Mistakes made, wasted time, betrayals ricochet through Eddie’s thoughts as he searches for a cause or even an alternative path.
“Gary, don’t go on about China – the great red scare. We blew it. Look at this bomb crater of a factory, our building with twenty year-old machines competing with modern job-shops – not in China, but up the goddamned road – and admit that we sold out, that we sold out the next generation for the right to be lazy. The guys taking the work out of this factory – doing it cheaper and better – are apprentices that we trained and then laid off because of seniority when the cut-backs came. And now all we care about is retiring to live off thirty-two thousand dollar-a-year pensions.”
“What do you think our fathers and grandfathers organized for? Exactly the guarantee of those pensions . They got ’em and now you’ve got a shot. Figure out what’s really bothering you Eddie – it ain’t the next generation – they’ll do alright. I got a kid in Northern California makin’ eighty grand a year programming – that’s today’s blue collar job, not runnin’ an oversize weedwhacker. Your John is doing okay isn’t he? Look, take a few days off, put it all into perspective and come back. All we can do is milk this place for all its worth, just like the company is doing to us.”
The words hang, and Eddie pushes past Gary, tries to push past conflicts that he has allowed to define his life, consequences he has never questioned. He tries to remember when his attitude shifted from a joy in the volume and quantity of work, finishing rings in a rhythm with the inspectors and packers until the jobs flew by and mattered. How wrong was Gary? He couldn’t base pride and satisfaction on being better than other men, better than Gary.
The locker room is empty and he washes in the stone sink without interruption. He prolongs the scrub to avoid checking his locker. But it is unscathed and he gets his coat and keys and walks down the aisle and out the man-door at the back of the building. The sky is a high, hard blue and cloudless over the open flats of the factory. Behind the parking lot the top of Building 321, the Big House, is visible. Eddie weaves through the cars, relieved to be away from the oily smell of the machine shop, to have avoided talking to anyone else.
He always parks the long-wheelbase van at the far end of the lot. Even from a distance something is wrong – the van looks slumped on the ground and as he nears the gashes in the side-walls are clear – not just punctured, but shredded.
He keeps walking, past the van and onto the gray expanse of tarmac that separates buildings and lines of cars. He will call Suzy from the front gate; her car doesn’t have a security sticker to get into the plant anyway. The damage to the van has not shocked him; it seems somehow appropriate that he walk away from the building, as he used to walk when tens of thousands worked each shift and buildings still covered the acres and there was no room for them all to park inside the factory.

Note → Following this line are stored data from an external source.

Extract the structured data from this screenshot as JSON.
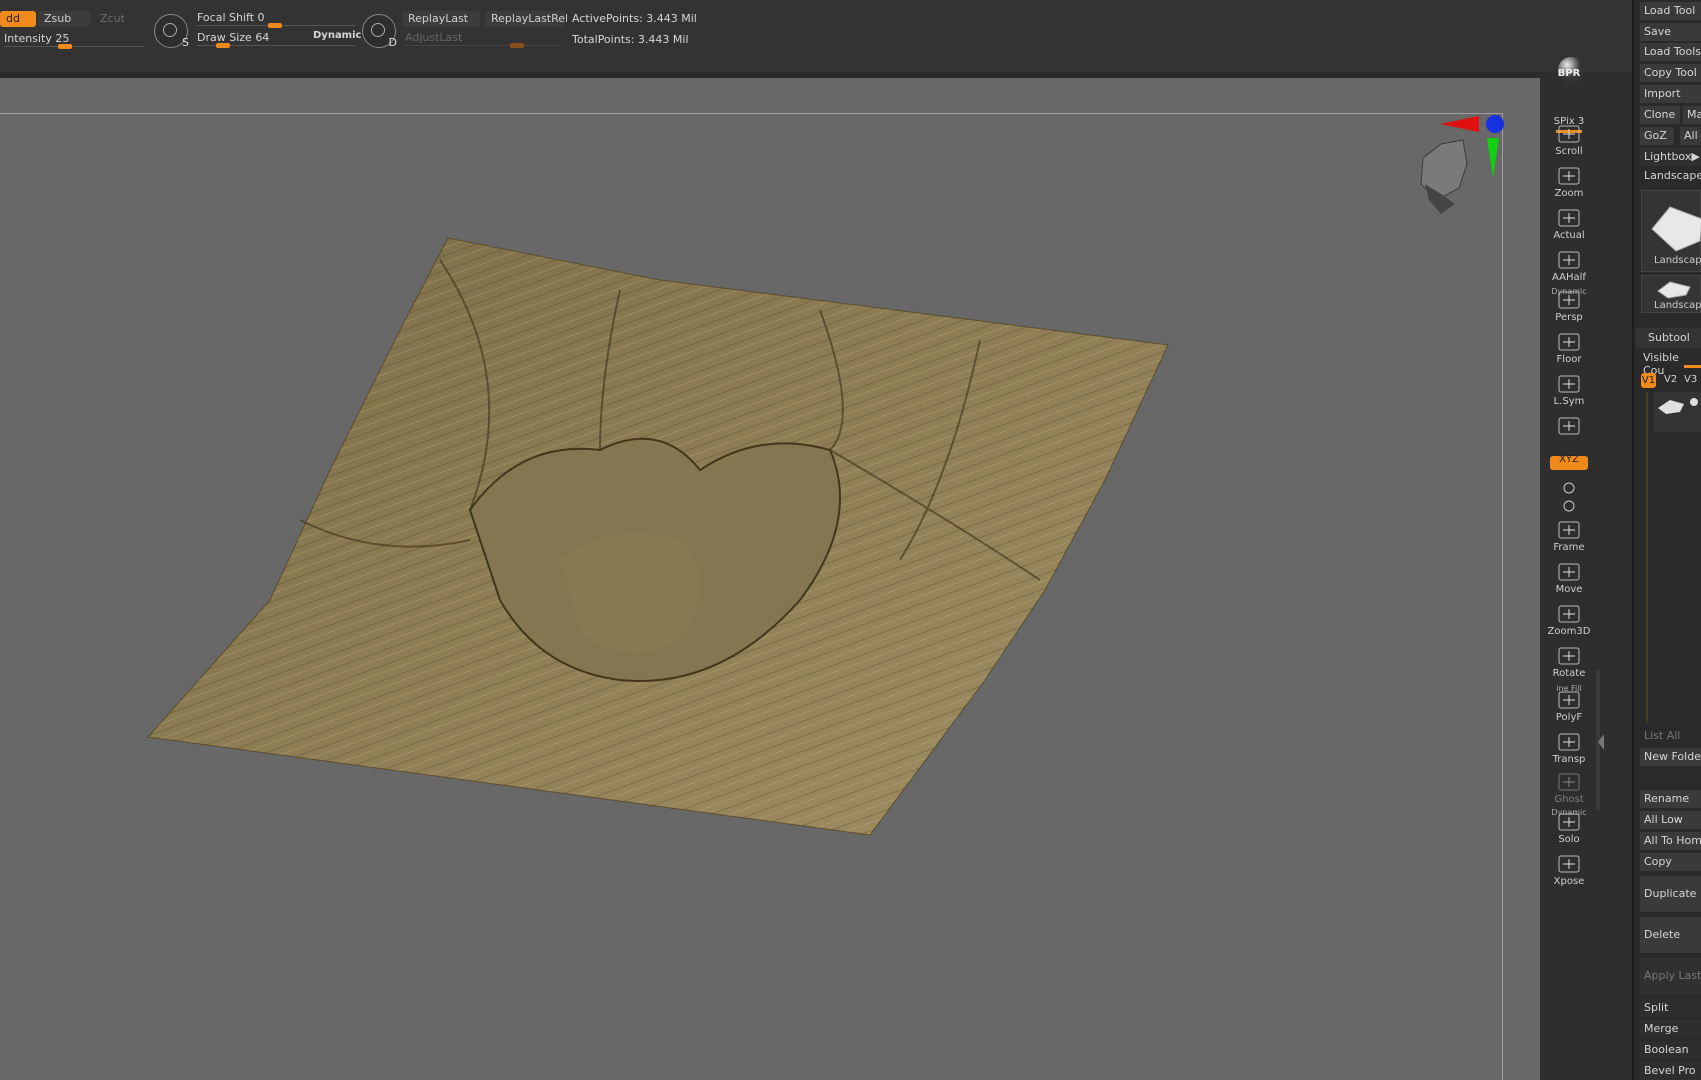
{
  "topbar": {
    "mode_buttons": {
      "zadd": "dd",
      "zsub": "Zsub",
      "zcut": "Zcut"
    },
    "intensity": {
      "label": "Intensity",
      "value": "25",
      "fraction": 0.25
    },
    "focal_shift": {
      "label": "Focal Shift",
      "value": "0",
      "fraction": 0.5
    },
    "draw_size": {
      "label": "Draw Size",
      "value": "64",
      "fraction": 0.25
    },
    "dynamic_label": "Dynamic",
    "replay_last": "ReplayLast",
    "replay_last_rel": "ReplayLastRel",
    "adjust_last": {
      "label": "AdjustLast",
      "fraction": 0.6
    },
    "active_points": "ActivePoints: 3.443 Mil",
    "total_points": "TotalPoints: 3.443 Mil",
    "s_icon_letter": "S",
    "d_icon_letter": "D"
  },
  "shelf": {
    "items": [
      {
        "label": "BPR",
        "icon": "bpr-sphere-icon"
      },
      {
        "label": "SPix 3",
        "icon": "spix-slider-icon"
      },
      {
        "label": "Scroll",
        "icon": "scroll-hand-icon"
      },
      {
        "label": "Zoom",
        "icon": "zoom-magnifier-icon"
      },
      {
        "label": "Actual",
        "icon": "actual-magnifier-icon"
      },
      {
        "label": "AAHalf",
        "icon": "aahalf-magnifier-icon"
      },
      {
        "label": "Persp",
        "icon": "perspective-grid-icon"
      },
      {
        "label": "Floor",
        "icon": "floor-grid-icon"
      },
      {
        "label": "L.Sym",
        "icon": "local-symmetry-icon"
      },
      {
        "label": "",
        "icon": "lock-camera-icon"
      },
      {
        "label": "XYZ",
        "icon": "xyz-rotate-icon"
      },
      {
        "label": "",
        "icon": "rotate-y-icon"
      },
      {
        "label": "",
        "icon": "rotate-z-icon"
      },
      {
        "label": "Frame",
        "icon": "frame-icon"
      },
      {
        "label": "Move",
        "icon": "move-hand-icon"
      },
      {
        "label": "Zoom3D",
        "icon": "zoom3d-icon"
      },
      {
        "label": "Rotate",
        "icon": "rotate-icon"
      },
      {
        "label": "PolyF",
        "icon": "polyframe-icon"
      },
      {
        "label": "Transp",
        "icon": "transparency-icon"
      },
      {
        "label": "Ghost",
        "icon": "ghost-icon"
      },
      {
        "label": "Solo",
        "icon": "solo-icon"
      },
      {
        "label": "Xpose",
        "icon": "xpose-icon"
      }
    ],
    "dynamic_small_1": "Dynamic",
    "dynamic_small_2": "Dynamic",
    "line_fill_small": "ine Fill"
  },
  "panel": {
    "load_tool": "Load Tool",
    "save": "Save",
    "load_tools": "Load Tools",
    "copy_tool": "Copy Tool",
    "import": "Import",
    "clone": "Clone",
    "make": "Ma",
    "goz": "GoZ",
    "all": "All",
    "lightbox": "Lightbox▶",
    "landscape_header": "Landscape",
    "thumb1_label": "Landscap",
    "thumb2_label": "Landscap",
    "subtool": "Subtool",
    "visible_count": "Visible Cou",
    "v1": "V1",
    "v2": "V2",
    "v3": "V3",
    "list_all": "List All",
    "new_folder": "New Folde",
    "rename": "Rename",
    "all_low": "All Low",
    "all_to_home": "All To Hom",
    "copy": "Copy",
    "duplicate": "Duplicate",
    "delete": "Delete",
    "apply_last": "Apply Last",
    "split": "Split",
    "merge": "Merge",
    "boolean": "Boolean",
    "bevel_pro": "Bevel Pro"
  },
  "colors": {
    "accent": "#f08a1c",
    "terrain": "#8c7a52",
    "canvas": "#686868",
    "axis_x": "#e01010",
    "axis_y": "#10d010",
    "axis_z": "#1020e0"
  }
}
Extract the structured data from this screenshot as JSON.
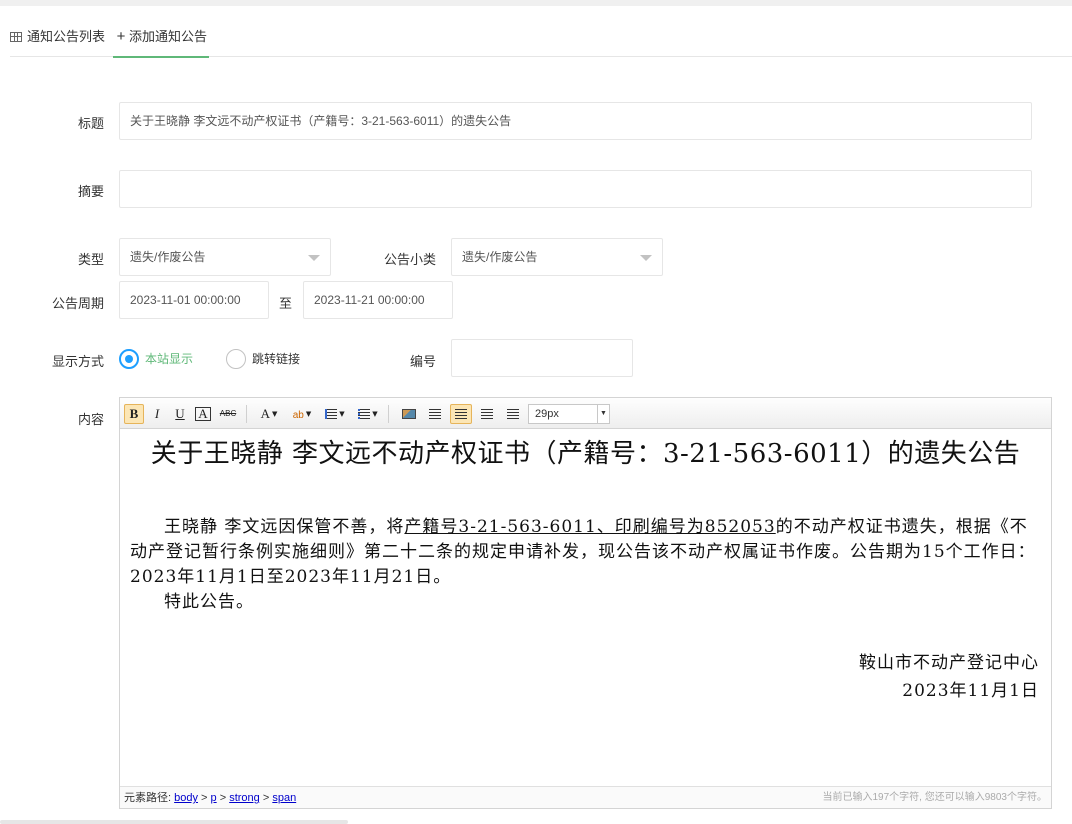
{
  "tabs": {
    "list_label": "通知公告列表",
    "add_label": "添加通知公告"
  },
  "form": {
    "title_label": "标题",
    "title_value": "关于王晓静 李文远不动产权证书（产籍号：3-21-563-6011）的遗失公告",
    "summary_label": "摘要",
    "summary_value": "",
    "type_label": "类型",
    "type_value": "遗失/作废公告",
    "subtype_label": "公告小类",
    "subtype_value": "遗失/作废公告",
    "period_label": "公告周期",
    "period_start": "2023-11-01 00:00:00",
    "period_to": "至",
    "period_end": "2023-11-21 00:00:00",
    "display_label": "显示方式",
    "display_options": [
      "本站显示",
      "跳转链接"
    ],
    "display_selected": "本站显示",
    "number_label": "编号",
    "number_value": "",
    "content_label": "内容"
  },
  "editor": {
    "toolbar": {
      "bold": "B",
      "italic": "I",
      "underline": "U",
      "boxed": "A",
      "strike": "ABC",
      "font_color": "A",
      "highlight": "ab",
      "font_size": "29px"
    },
    "content": {
      "title": "关于王晓静 李文远不动产权证书（产籍号：3-21-563-6011）的遗失公告",
      "para1_a": "王晓静 李文远因保管不善，将",
      "para1_u": "产籍号3-21-563-6011、印刷编号为852053",
      "para1_b": "的不动产权证书遗失，根据《不动产登记暂行条例实施细则》第二十二条的规定申请补发，现公告该不动产权属证书作废。公告期为15个工作日： 2023年11月1日至2023年11月21日。",
      "para2": "特此公告。",
      "sign_org": "鞍山市不动产登记中心",
      "sign_date": "2023年11月1日"
    },
    "status": {
      "path_label": "元素路径:",
      "path": [
        "body",
        "p",
        "strong",
        "span"
      ],
      "count_text": "当前已输入197个字符, 您还可以输入9803个字符。"
    }
  }
}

Eddie is alone between buildings, small in the expanse. He lights a match, watching the sulfur flare and settle to a slow burn, then ignites the cigarette to a smolder with caved in cheeks and half shut eyes. Beyond the factory, beyond the train trestles that cobweb from the plant, all built before 1910 when Zenith proudly proclaimed itself the City that Lit and Hauled the World, there is growth and new struggle. He thinks of Suzy, her thoughtful tone so often right through the years, and then of John’s auto garage. The cigarette hangs burning in his hand, forgotten, as he trudges towards the front gate, wreaths of smoke curling, disappearing, but marking his slow progress. He thinks consciously of consequences, wondering if two pairs of hands, working together, might not stand a chance in the world beyond Zenith.